Hi Thwack,
First time poster but long time lurker. We have an environment with a primary polling agent and two additional agents. On the polling engine details page, the primary polling engine is not syncing. Interestingly enough, any nodes that are either added to or already exist on the primary polling agent are not able to complete discovery. Once the web console goes to "List Resources", it will never complete. When I look at the Discovery logs, I find the discovery kick off and complete yet it is never updated on the web console.
Also, no actions are being fired from any alerts.
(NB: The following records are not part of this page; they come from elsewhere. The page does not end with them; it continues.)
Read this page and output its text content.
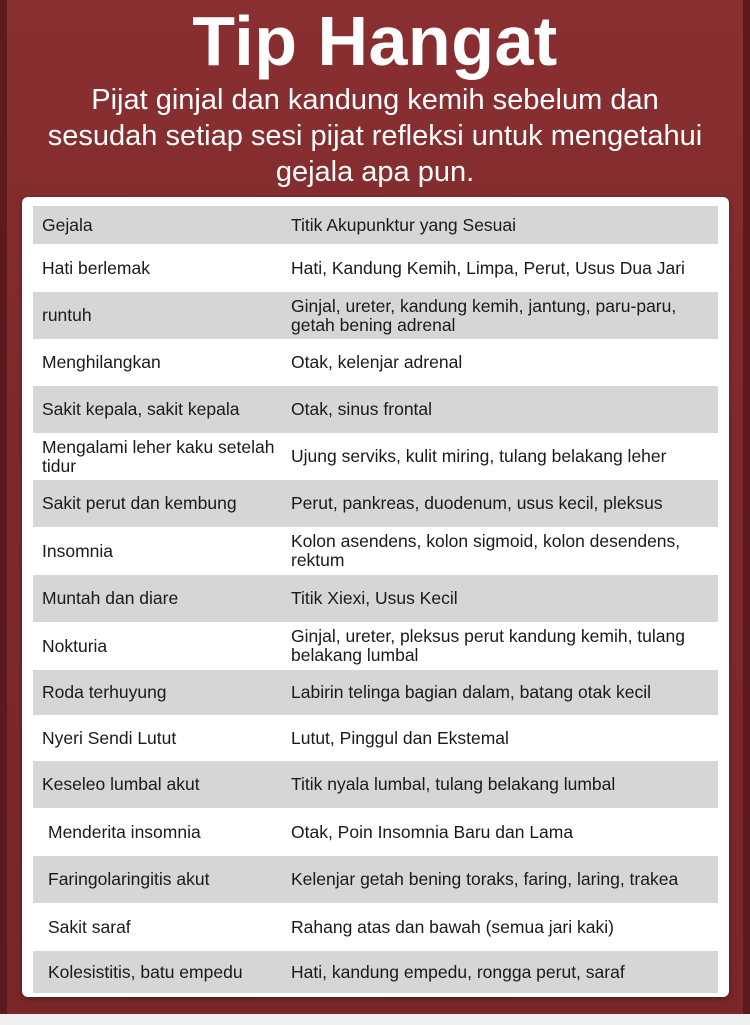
Tip Hangat
Pijat ginjal dan kandung kemih sebelum dan sesudah setiap sesi pijat refleksi untuk mengetahui gejala apa pun.
Gejala	Titik Akupunktur yang Sesuai
Hati berlemak	Hati, Kandung Kemih, Limpa, Perut, Usus Dua Jari
runtuh	Ginjal, ureter, kandung kemih, jantung, paru-paru, getah bening adrenal
Menghilangkan	Otak, kelenjar adrenal
Sakit kepala, sakit kepala	Otak, sinus frontal
Mengalami leher kaku setelah tidur	Ujung serviks, kulit miring, tulang belakang leher
Sakit perut dan kembung	Perut, pankreas, duodenum, usus kecil, pleksus
Insomnia	Kolon asendens, kolon sigmoid, kolon desendens, rektum
Muntah dan diare	Titik Xiexi, Usus Kecil
Nokturia	Ginjal, ureter, pleksus perut kandung kemih, tulang belakang lumbal
Roda terhuyung	Labirin telinga bagian dalam, batang otak kecil
Nyeri Sendi Lutut	Lutut, Pinggul dan Ekstemal
Keseleo lumbal akut	Titik nyala lumbal, tulang belakang lumbal
Menderita insomnia	Otak, Poin Insomnia Baru dan Lama
Faringolaringitis akut	Kelenjar getah bening toraks, faring, laring, trakea
Sakit saraf	Rahang atas dan bawah (semua jari kaki)
Kolesistitis, batu empedu	Hati, kandung empedu, rongga perut, saraf
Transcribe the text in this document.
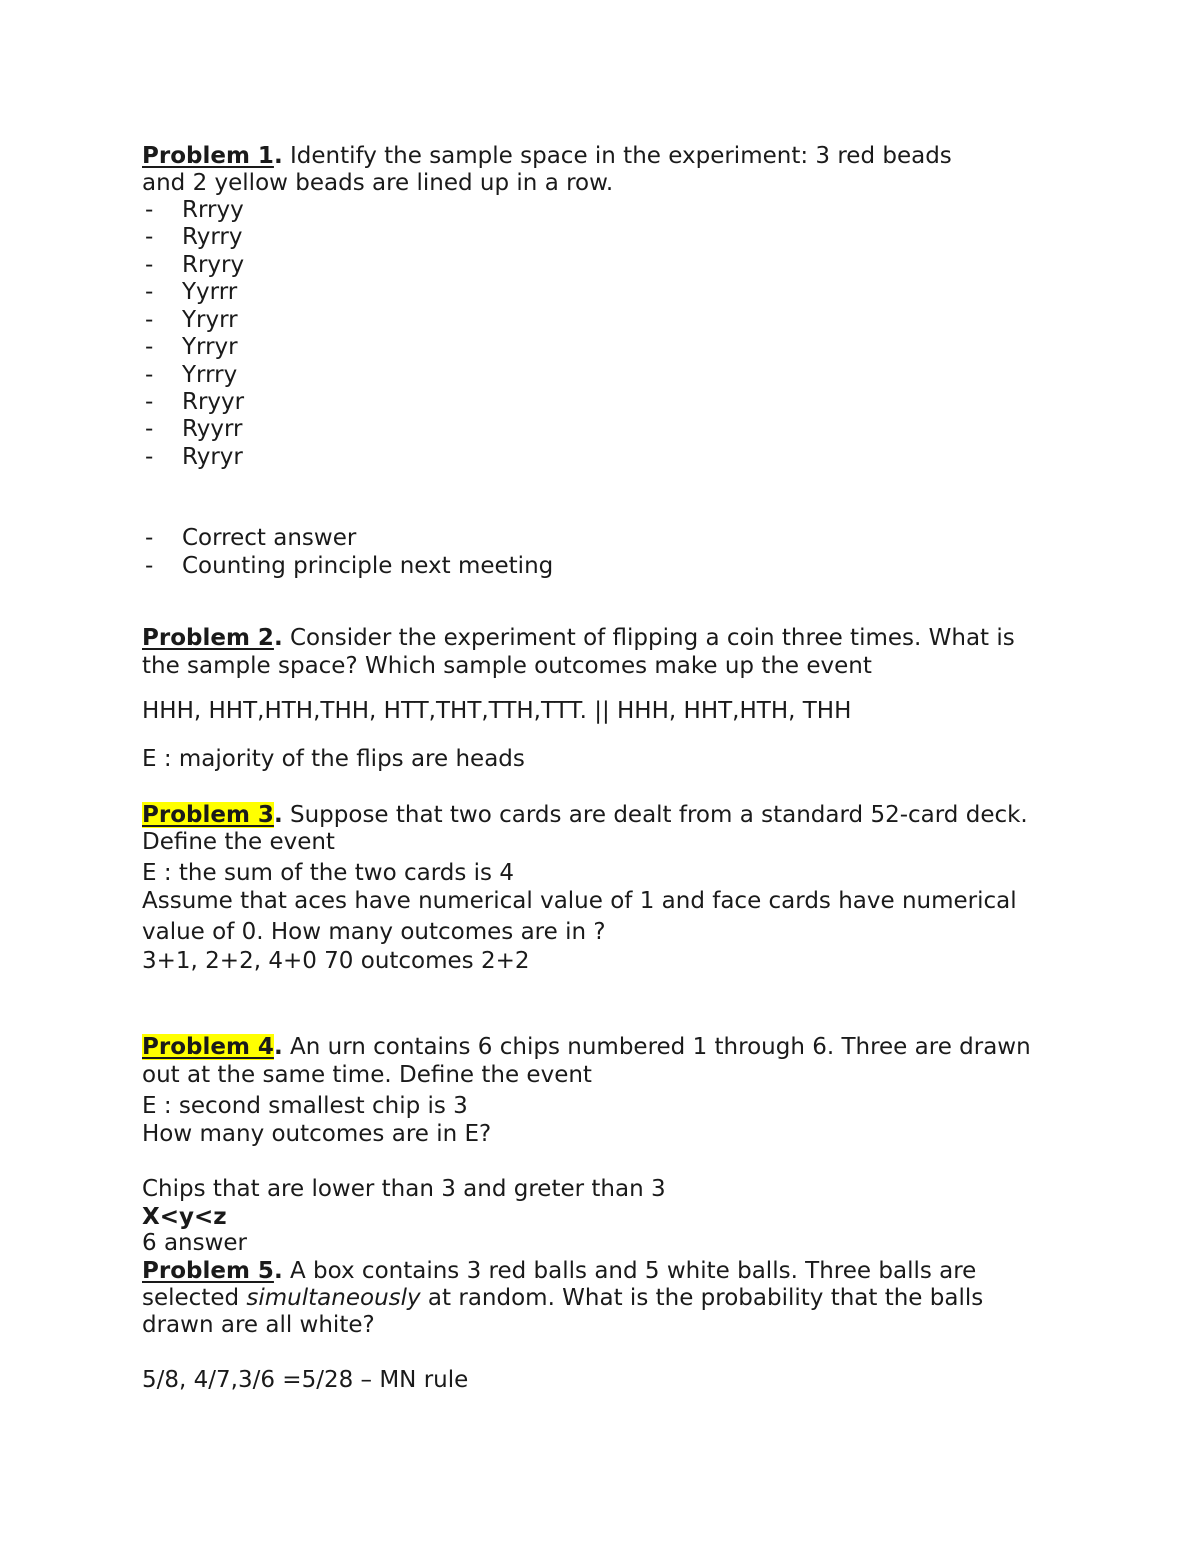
Problem 1. Identify the sample space in the experiment: 3 red beads
and 2 yellow beads are lined up in a row.
- Rrryy
- Ryrry
- Rryry
- Yyrrr
- Yryrr
- Yrryr
- Yrrry
- Rryyr
- Ryyrr
- Ryryr
- Correct answer
- Counting principle next meeting
Problem 2. Consider the experiment of flipping a coin three times. What is
the sample space? Which sample outcomes make up the event
HHH, HHT,HTH,THH, HTT,THT,TTH,TTT. || HHH, HHT,HTH, THH
E : majority of the flips are heads
Problem 3. Suppose that two cards are dealt from a standard 52-card deck.
Define the event
E : the sum of the two cards is 4
Assume that aces have numerical value of 1 and face cards have numerical
value of 0. How many outcomes are in ?
3+1, 2+2, 4+0 70 outcomes 2+2
Problem 4. An urn contains 6 chips numbered 1 through 6. Three are drawn
out at the same time. Define the event
E : second smallest chip is 3
How many outcomes are in E?
Chips that are lower than 3 and greter than 3
X<y<z
6 answer
Problem 5. A box contains 3 red balls and 5 white balls. Three balls are
selected simultaneously at random. What is the probability that the balls
drawn are all white?
5/8, 4/7,3/6 =5/28 – MN rule
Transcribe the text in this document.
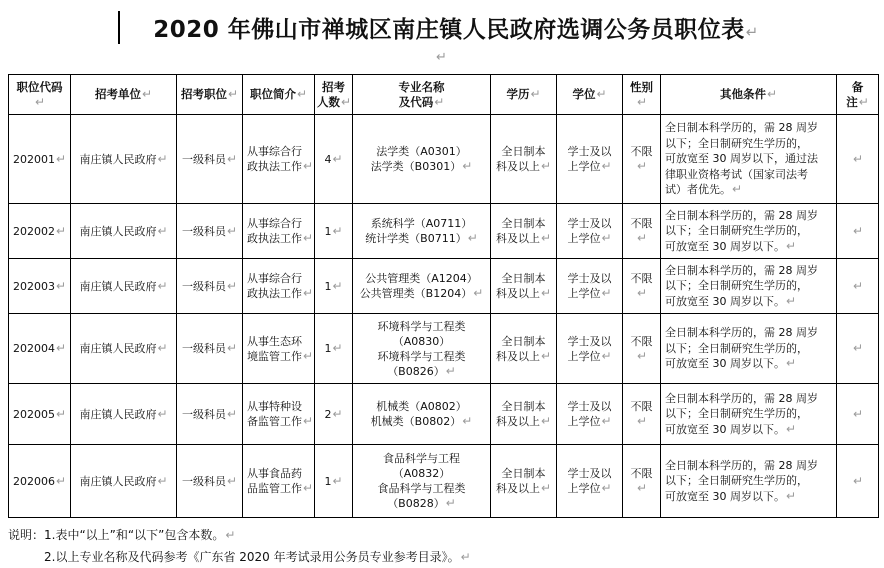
2020 年佛山市禅城区南庄镇人民政府选调公务员职位表↵
↵
职位代码↵	招考单位↵	招考职位↵	职位简介↵	招考
人数↵	专业名称
及代码↵	学历↵	学位↵	性别↵	其他条件↵	备
注↵

202001↵	南庄镇人民政府↵	一级科员↵	从事综合行
政执法工作↵	4↵	法学类（A0301）
法学类（B0301）↵	全日制本
科及以上↵	学士及以
上学位↵	不限↵	全日制本科学历的，需 28 周岁
以下；全日制研究生学历的，
可放宽至 30 周岁以下，通过法
律职业资格考试（国家司法考
试）者优先。↵	↵
202002↵	南庄镇人民政府↵	一级科员↵	从事综合行
政执法工作↵	1↵	系统科学（A0711）
统计学类（B0711）↵	全日制本
科及以上↵	学士及以
上学位↵	不限↵	全日制本科学历的，需 28 周岁
以下；全日制研究生学历的，
可放宽至 30 周岁以下。↵	↵
202003↵	南庄镇人民政府↵	一级科员↵	从事综合行
政执法工作↵	1↵	公共管理类（A1204）
公共管理类（B1204）↵	全日制本
科及以上↵	学士及以
上学位↵	不限↵	全日制本科学历的，需 28 周岁
以下；全日制研究生学历的，
可放宽至 30 周岁以下。↵	↵
202004↵	南庄镇人民政府↵	一级科员↵	从事生态环
境监管工作↵	1↵	环境科学与工程类
（A0830）
环境科学与工程类
（B0826）↵	全日制本
科及以上↵	学士及以
上学位↵	不限↵	全日制本科学历的，需 28 周岁
以下；全日制研究生学历的，
可放宽至 30 周岁以下。↵	↵
202005↵	南庄镇人民政府↵	一级科员↵	从事特种设
备监管工作↵	2↵	机械类（A0802）
机械类（B0802）↵	全日制本
科及以上↵	学士及以
上学位↵	不限↵	全日制本科学历的，需 28 周岁
以下；全日制研究生学历的，
可放宽至 30 周岁以下。↵	↵
202006↵	南庄镇人民政府↵	一级科员↵	从事食品药
品监管工作↵	1↵	食品科学与工程
（A0832）
食品科学与工程类
（B0828）↵	全日制本
科及以上↵	学士及以
上学位↵	不限↵	全日制本科学历的，需 28 周岁
以下；全日制研究生学历的，
可放宽至 30 周岁以下。↵	↵
说明：1.表中“以上”和“以下”包含本数。↵
2.以上专业名称及代码参考《广东省 2020 年考试录用公务员专业参考目录》。↵
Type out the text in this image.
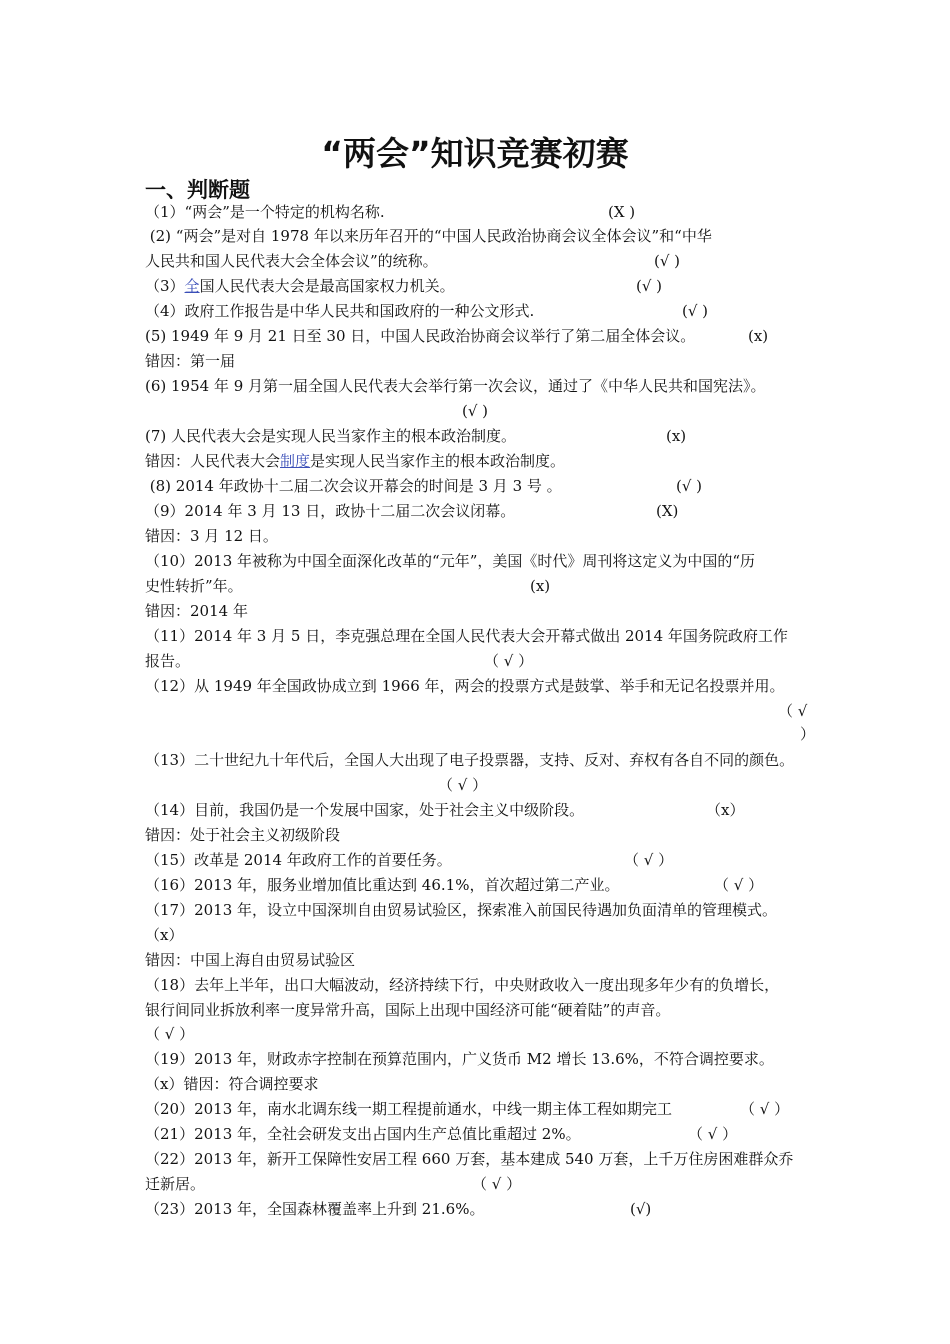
“两会”知识竞赛初赛
一、判断题
（1）“两会”是一个特定的机构名称.	(X )
(2) “两会”是对自 1978 年以来历年召开的“中国人民政治协商会议全体会议”和“中华
人民共和国人民代表大会全体会议”的统称。	(√ )
（3）全国人民代表大会是最高国家权力机关。	(√ )
（4）政府工作报告是中华人民共和国政府的一种公文形式.	(√ )
(5) 1949 年 9 月 21 日至 30 日，中国人民政治协商会议举行了第二届全体会议。	(x)
错因：第一届
(6) 1954 年 9 月第一届全国人民代表大会举行第一次会议，通过了《中华人民共和国宪法》。
(√ )
(7) 人民代表大会是实现人民当家作主的根本政治制度。	(x)
错因：人民代表大会制度是实现人民当家作主的根本政治制度。
(8) 2014 年政协十二届二次会议开幕会的时间是 3 月 3 号 。	(√ )
（9）2014 年 3 月 13 日，政协十二届二次会议闭幕。	(X)
错因：3 月 12 日。
（10）2013 年被称为中国全面深化改革的“元年”，美国《时代》周刊将这定义为中国的“历
史性转折”年。	(x)
错因：2014 年
（11）2014 年 3 月 5 日，李克强总理在全国人民代表大会开幕式做出 2014 年国务院政府工作
报告。	（ √ ）
（12）从 1949 年全国政协成立到 1966 年，两会的投票方式是鼓掌、举手和无记名投票并用。
（ √
）
（13）二十世纪九十年代后，全国人大出现了电子投票器，支持、反对、弃权有各自不同的颜色。
（ √ ）
（14）目前，我国仍是一个发展中国家，处于社会主义中级阶段。	（x）
错因：处于社会主义初级阶段
（15）改革是 2014 年政府工作的首要任务。	（ √ ）
（16）2013 年，服务业增加值比重达到 46.1%，首次超过第二产业。	（ √ ）
（17）2013 年，设立中国深圳自由贸易试验区，探索准入前国民待遇加负面清单的管理模式。
（x）
错因：中国上海自由贸易试验区
（18）去年上半年，出口大幅波动，经济持续下行，中央财政收入一度出现多年少有的负增长，
银行间同业拆放利率一度异常升高，国际上出现中国经济可能“硬着陆”的声音。
（ √ ）
（19）2013 年，财政赤字控制在预算范围内，广义货币 M2 增长 13.6%，不符合调控要求。
（x）错因：符合调控要求
（20）2013 年，南水北调东线一期工程提前通水，中线一期主体工程如期完工	（ √ ）
（21）2013 年，全社会研发支出占国内生产总值比重超过 2%。	（ √ ）
（22）2013 年，新开工保障性安居工程 660 万套，基本建成 540 万套，上千万住房困难群众乔
迁新居。	（ √ ）
（23）2013 年，全国森林覆盖率上升到 21.6%。	(√)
An example of the error that we are seeing in the logs are below:
2018-05-01 14:31:32,827 [ActionsExecutionProcessingThread] ERROR SolarWinds.Orion.Core.Alerting.Service.ActionsResolverInternal.PendingExecutionActions - Action ID: 45, ActionType: WriteToNPMEventLog, Title: NetPerfMon Event Log : NetPerMon Event Log: Group ${N=SwisEntity;M=Name} is ${N=SwisEntity;M=Status;F=Status}, Description: Log the Alert in the Network Performance Monitor Event Log, Enabled: True, Order: 1 failed. alertActiveId: 4239427 alertObjectId: 1373320. Error: ProvideFault failed, check fault information.
2018-05-01 14:31:32,858 [ActionsExecutionProcessingThread] ERROR SolarWinds.Orion.Core.Alerting.Service.ActionsResolverInternal.PendingExecutionActions - System.ServiceModel.FaultException`1[SolarWinds.Orion.Core.Common.CoreFaultContract]: ProvideFault failed, check fault information. (Fault Detail is equal to SolarWinds.Orion.Core.Common.CoreFaultContract(Unknown): System.Collections.Generic.KeyNotFoundException: Action WriteToNPMEventLog doesn't exist
at SolarWinds.Orion.Core.Actions.Runners.ActionRunner.Execute(ActionDefinition actionDefinition, ActionContextBase context)
at SolarWinds.Orion.Core.BusinessLayer.CoreBusinessLayerService.ExecuteAction(ActionDefinition actionDefinition, ActionContextBase context)
at SyncInvokeExecuteAction(Object , Object[] , Object[] )
at System.ServiceModel.Dispatcher.SyncMethodInvoker.Invoke(Object instance, Object[] inputs, Object[]& outputs)
at System.ServiceModel.Dispatcher.DispatchOperationRuntime.InvokeBegin(MessageRpc& rpc)
at System.ServiceModel.Dispatcher.ImmutableDispatchRuntime.ProcessMessage5(MessageRpc& rpc)
at System.ServiceModel.Dispatcher.ImmutableDispatchRuntime.ProcessMessage41(MessageRpc& rpc)
at System.ServiceModel.Dispatcher.ImmutableDispatchRuntime.ProcessMessage4(MessageRpc& rpc)
at System.ServiceModel.Dispatcher.Immuta...).
Our network folks complained that their daily scheduled jobs were not running either, so we when attempted to manually run them we get "An unexpected error has occurred." When I dig through the logs, I find an error very similar to the above, except it is "Action: Save to Disk" (the job is supposed to save the results to disk). Another symptom is the daily database maintenance is not automatically starting. There are no log entries indicating it started and failed; just nothing. I have to manually start the database maintenance wizard every morning to keep the database size under control.
Support has had me rebuild the Core (twice), reinstall the Job engine, and had me run some queries to clear subscriptions and recreate them. I am losing confidence in the system that SolarWinds has for Technical Support, considering we are nearly 2 months into this case with all of the above described features being inoperable. I would had hoped that at some point I would be interfacing directly with someone from the "advanced team" or "engineering" that the technicians keep referencing so we could establish some sort of continuity of knowledge on this particular case.
Thwack community ever had any of these issues and have any suggestions as to what the root cause could be? We are on NPM 12.1 (Windows 2008 R2 so unable to upgrade to NPM 12.2).